OneBitDiff
plain-language theorem explainer
OneBitDiff declares the predicate that two patterns of dimension d differ in exactly one coordinate. Ledger adjacency and parity proofs cite it to certify that atomic updates produce one-bit flips. The definition is the direct unique-existence statement over the differing index in Fin d.
Claim. For patterns $p, q : (Fin d) → Bool$, the predicate OneBitDiff$(p, q)$ holds precisely when there exists a unique $k : Fin d$ such that $p(k) ≠ q(k)$.
background
The GrayCycle module works with patterns as maps Fin d → Bool, the vertices of the d-dimensional hypercube.
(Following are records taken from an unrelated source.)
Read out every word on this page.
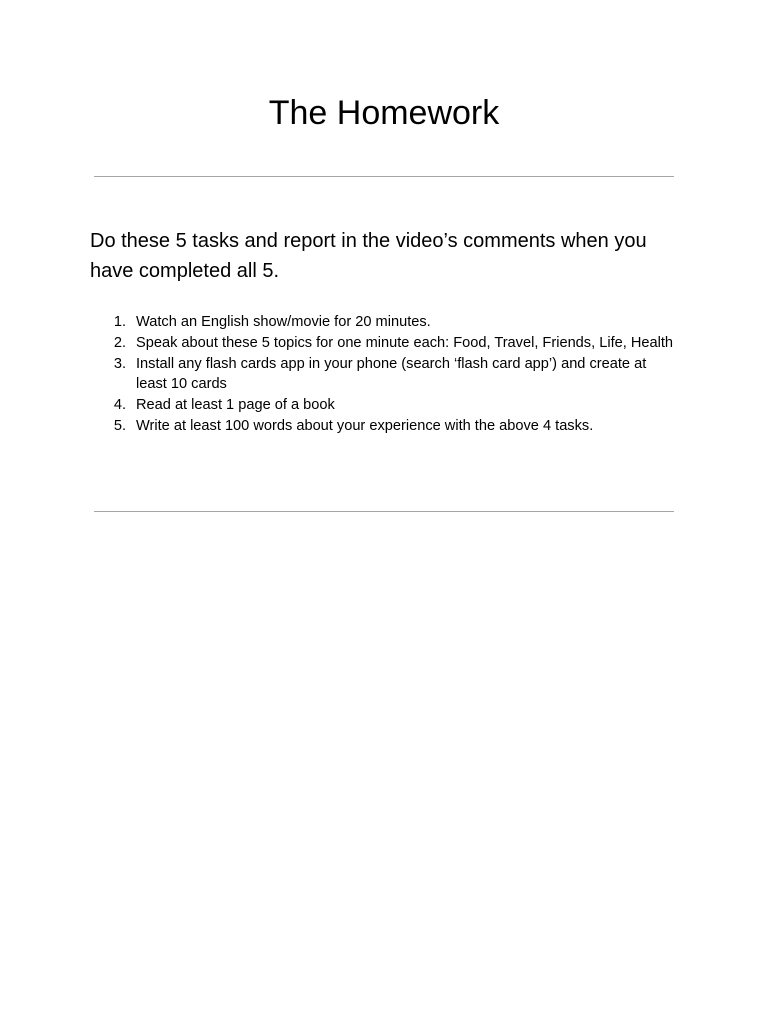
The Homework

Do these 5 tasks and report in the video’s comments when you have completed all 5.

1. Watch an English show/movie for 20 minutes.
2. Speak about these 5 topics for one minute each: Food, Travel, Friends, Life, Health
3. Install any flash cards app in your phone (search ‘flash card app’) and create at least 10 cards
4. Read at least 1 page of a book
5. Write at least 100 words about your experience with the above 4 tasks.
Adjacency is the one-coordinate difference relation needed to upgrade cardinality facts to explicit Hamiltonian cycles that match ledger parity updates. Pattern is introduced uniformly as Fin d → Bool in the Patterns, Streams, and Measurement modules, supplying the state space for the cycle construction.
proof idea
The declaration is a definition whose body is the unique-existence quantifier ∃! k : Fin d, p k ≠ q k. No lemmas or tactics are applied; the Prop is introduced directly.
why it matters
OneBitDiff supplies the adjacency primitive for GrayCycle and is invoked in downstream results such as coordAtomicStep_oneBitDiff and postingStep_oneBitDiff. These theorems link atomic ledger steps to one-bit parity changes, supporting the hypercube adjacency required for the 2^D counting bound and D = 3 in the forcing chain. It closes the gap between coverage facts and explicit one-bit adjacency without external Gray-code axioms.